Core Concepts
The approximate stabilizer rank of the magic state |T⟩⊗n is Ω(n^2) up to polylogarithmic factors, providing a nearly quadratic lower bound.
Abstract
The paper studies lower bounds on the approximate stabilizer rank of quantum states, which is an important quantity in the classical simulation of quantum circuits.
Key highlights:
The authors prove a nearly quadratic lower bound Ω(n^2/polylog(n)) on the approximate stabilizer rank of the magic state |T⟩⊗n, improving upon the previous best lower bound of Ω(√n).
The proof technique involves a three-step approach:
a. Showing a strong concentration bound on the approximate rank of random quantum states.
b. Demonstrating that the magic state |T⟩⊗n can be used to sample from the Haar measure on quantum states using a small number of adaptive measurements.
c. Analyzing how the adaptive measurements do not increase the approximate rank of the |T⟩ state.
As a corollary, the authors show that there exist polynomial-time computable functions that require a super-linear number of terms in any decomposition into exponentials of quadratic forms over F2.
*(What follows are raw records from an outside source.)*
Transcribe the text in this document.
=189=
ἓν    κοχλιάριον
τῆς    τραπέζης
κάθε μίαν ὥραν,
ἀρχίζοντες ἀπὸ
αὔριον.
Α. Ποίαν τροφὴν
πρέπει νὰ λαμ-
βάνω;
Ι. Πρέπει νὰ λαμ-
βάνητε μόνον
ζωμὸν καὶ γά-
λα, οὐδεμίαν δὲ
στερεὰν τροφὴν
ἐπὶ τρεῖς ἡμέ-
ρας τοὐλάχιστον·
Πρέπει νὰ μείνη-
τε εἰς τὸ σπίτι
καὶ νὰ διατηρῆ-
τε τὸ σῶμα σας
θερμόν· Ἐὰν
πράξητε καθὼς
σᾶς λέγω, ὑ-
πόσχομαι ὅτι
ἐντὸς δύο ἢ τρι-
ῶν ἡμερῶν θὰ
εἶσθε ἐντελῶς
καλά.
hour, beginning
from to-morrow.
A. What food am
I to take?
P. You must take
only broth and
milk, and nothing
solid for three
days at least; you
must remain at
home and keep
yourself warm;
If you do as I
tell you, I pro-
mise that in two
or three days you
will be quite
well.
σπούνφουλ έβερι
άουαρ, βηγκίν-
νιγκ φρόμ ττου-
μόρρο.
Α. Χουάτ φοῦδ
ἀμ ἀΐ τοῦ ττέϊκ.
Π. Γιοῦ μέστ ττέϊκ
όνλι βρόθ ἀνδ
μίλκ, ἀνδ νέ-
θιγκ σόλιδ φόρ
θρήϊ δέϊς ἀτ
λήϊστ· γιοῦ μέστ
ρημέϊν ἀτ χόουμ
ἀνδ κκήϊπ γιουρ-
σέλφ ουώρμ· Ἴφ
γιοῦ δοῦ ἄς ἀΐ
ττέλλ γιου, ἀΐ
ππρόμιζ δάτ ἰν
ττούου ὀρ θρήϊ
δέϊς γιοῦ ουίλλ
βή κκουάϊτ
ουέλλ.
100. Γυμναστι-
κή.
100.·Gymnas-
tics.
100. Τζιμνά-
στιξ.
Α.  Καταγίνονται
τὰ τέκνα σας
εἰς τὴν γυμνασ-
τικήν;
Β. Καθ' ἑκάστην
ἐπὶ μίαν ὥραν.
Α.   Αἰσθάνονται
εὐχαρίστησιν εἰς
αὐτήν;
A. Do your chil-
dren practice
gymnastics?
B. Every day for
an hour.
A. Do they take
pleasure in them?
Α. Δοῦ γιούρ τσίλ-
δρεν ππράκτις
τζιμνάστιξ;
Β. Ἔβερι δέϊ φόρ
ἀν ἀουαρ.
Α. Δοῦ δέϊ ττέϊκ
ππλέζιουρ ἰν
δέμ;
The authors also discuss conditional lower bounds on the approximate rank, showing that if the approximate rank is polynomial, it would imply the collapse of the polynomial hierarchy under plausible complexity-theoretic assumptions.
Stats
The paper does not contain any explicit numerical data or statistics. The main results are theoretical lower bounds on the approximate stabilizer rank of quantum states.